For this piece, I originally thought I might do it in fabric. However, my research showed that although mizrahs can be made in any medium, very often they have been done in a Jewish craft tradition of cut paper. This instantly appealed to me, since the steps of folding and cutting are very similar to a textile applique. The symmetry that results is, of course, my thing (see Robes of Power on my website). And all those years of graphic design have made me pretty handy with an X-Acto knife. This week, after several months of designing and letting it sit, I was ready to cut.
Unfortunately, I won't be moving into my studio until December 1, so I have to work on the dining room table. I don't have the tidiest work habits - note teacup in dangerous proximity to the paper. I am using katagami washi - a Japanese paper made for paste resist stencils. It is handmade from mulberry fibre, soaked in persimmon juice to make it tough, and then smoked to cure it. It is the most incredibly rich brown colour and smells fantastic.
I chose the tree of life as my central motif. I have used this image in my work before - it both ancient and a common symbol in many cosmologies. Since I am into Matisse these days, I drew a seven branched tree in his oak leaf style. The seven branches relate it to the menorah, which is sometimes depicted as a tree of life. More importantly, it symbolizes light (both literally and spiritually), and since East is where the sun rises, and the direction of Jerusalem, this seemed very fitting. The Hebrew text at the top states "From this direction, the spirit of life."
Animals are frequently part of a traditional mizrah. They are also symbolic.
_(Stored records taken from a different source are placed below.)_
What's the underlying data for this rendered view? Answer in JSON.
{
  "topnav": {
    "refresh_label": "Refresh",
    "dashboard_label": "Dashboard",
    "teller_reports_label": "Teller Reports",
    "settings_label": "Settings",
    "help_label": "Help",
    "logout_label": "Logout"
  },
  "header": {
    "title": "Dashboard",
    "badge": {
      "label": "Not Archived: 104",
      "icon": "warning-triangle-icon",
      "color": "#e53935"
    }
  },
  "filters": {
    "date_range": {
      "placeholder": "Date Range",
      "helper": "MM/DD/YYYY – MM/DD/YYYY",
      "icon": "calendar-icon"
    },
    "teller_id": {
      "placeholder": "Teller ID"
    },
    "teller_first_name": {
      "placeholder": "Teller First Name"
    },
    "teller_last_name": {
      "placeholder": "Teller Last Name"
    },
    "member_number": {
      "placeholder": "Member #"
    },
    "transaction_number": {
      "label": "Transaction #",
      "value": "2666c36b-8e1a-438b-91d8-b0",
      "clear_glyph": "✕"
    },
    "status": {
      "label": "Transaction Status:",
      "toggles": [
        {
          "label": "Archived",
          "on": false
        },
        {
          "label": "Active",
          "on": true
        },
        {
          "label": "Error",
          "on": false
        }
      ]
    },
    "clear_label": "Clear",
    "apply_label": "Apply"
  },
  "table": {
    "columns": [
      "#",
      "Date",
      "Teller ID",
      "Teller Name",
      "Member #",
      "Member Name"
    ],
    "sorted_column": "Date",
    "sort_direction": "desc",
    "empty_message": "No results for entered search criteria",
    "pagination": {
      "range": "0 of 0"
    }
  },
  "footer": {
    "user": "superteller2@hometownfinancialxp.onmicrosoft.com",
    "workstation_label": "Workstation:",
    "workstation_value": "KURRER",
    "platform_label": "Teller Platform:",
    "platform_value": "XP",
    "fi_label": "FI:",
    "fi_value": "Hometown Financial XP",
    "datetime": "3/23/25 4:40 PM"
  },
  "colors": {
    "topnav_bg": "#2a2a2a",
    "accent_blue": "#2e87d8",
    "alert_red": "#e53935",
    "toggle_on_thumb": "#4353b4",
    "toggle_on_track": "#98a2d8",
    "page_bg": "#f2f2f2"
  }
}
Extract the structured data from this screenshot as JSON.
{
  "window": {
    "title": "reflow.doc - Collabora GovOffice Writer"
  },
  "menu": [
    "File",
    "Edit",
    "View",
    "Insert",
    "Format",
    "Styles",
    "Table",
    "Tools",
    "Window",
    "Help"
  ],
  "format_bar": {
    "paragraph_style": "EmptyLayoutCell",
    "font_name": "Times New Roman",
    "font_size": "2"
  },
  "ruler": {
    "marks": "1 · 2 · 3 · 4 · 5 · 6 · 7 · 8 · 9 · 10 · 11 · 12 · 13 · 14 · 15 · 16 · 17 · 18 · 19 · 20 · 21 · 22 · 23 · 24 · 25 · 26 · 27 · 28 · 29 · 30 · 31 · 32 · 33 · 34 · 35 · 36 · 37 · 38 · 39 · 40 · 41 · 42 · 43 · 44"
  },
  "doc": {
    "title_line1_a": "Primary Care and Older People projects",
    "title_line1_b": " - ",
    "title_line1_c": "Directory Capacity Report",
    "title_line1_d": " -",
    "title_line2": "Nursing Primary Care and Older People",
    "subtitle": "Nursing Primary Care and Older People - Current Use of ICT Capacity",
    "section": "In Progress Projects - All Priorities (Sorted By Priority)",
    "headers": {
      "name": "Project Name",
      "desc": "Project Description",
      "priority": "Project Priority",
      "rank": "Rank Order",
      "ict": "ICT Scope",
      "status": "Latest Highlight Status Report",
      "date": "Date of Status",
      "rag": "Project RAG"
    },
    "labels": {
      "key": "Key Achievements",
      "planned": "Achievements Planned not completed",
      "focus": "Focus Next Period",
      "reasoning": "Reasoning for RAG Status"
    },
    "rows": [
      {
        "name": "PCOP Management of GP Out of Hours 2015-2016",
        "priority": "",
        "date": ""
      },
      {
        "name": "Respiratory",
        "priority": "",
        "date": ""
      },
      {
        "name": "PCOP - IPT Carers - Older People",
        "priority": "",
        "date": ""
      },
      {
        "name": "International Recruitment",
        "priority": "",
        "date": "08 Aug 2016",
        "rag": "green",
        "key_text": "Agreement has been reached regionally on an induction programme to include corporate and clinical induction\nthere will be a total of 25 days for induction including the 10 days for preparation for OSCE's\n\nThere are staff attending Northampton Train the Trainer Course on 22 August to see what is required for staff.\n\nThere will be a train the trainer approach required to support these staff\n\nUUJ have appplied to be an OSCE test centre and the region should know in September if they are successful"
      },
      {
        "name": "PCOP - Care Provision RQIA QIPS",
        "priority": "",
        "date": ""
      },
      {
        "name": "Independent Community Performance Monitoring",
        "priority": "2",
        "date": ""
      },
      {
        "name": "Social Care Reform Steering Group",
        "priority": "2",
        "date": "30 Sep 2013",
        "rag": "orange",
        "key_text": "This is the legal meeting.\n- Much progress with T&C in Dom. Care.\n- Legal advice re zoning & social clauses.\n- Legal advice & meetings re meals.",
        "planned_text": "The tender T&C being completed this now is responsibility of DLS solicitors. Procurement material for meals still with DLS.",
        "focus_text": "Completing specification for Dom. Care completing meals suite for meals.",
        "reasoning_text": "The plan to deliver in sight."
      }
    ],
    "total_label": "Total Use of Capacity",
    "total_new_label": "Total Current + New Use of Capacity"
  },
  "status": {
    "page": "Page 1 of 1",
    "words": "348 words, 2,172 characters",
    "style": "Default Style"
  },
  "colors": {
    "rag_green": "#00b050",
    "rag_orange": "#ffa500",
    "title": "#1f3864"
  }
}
In spiritual life, Jewish people are told to "Be as bold as the leopard and as swift as the eagle, fleet as the deer and courageous as the lion to do the will of thy Father in Heaven." The arabesques that link the creatures come from Matisse as well, but are also reminiscent of Japanese and Arabic decorative patterns. To me, the swirls and spirals are energy, light, air and movement, both inward and outward.
I backed the cut paper with a gold paper, similar to how I saw antique katagami displayed in a Tokyo museum devoted to the art.
I ordered the frame yesterday - a simple distressed gold finish. The wall the piece is to hang on is painted deep burgundy. I hope the mizrah will embody the elements of harmony, wholeness and radiance - of beauty, and of deep meaning.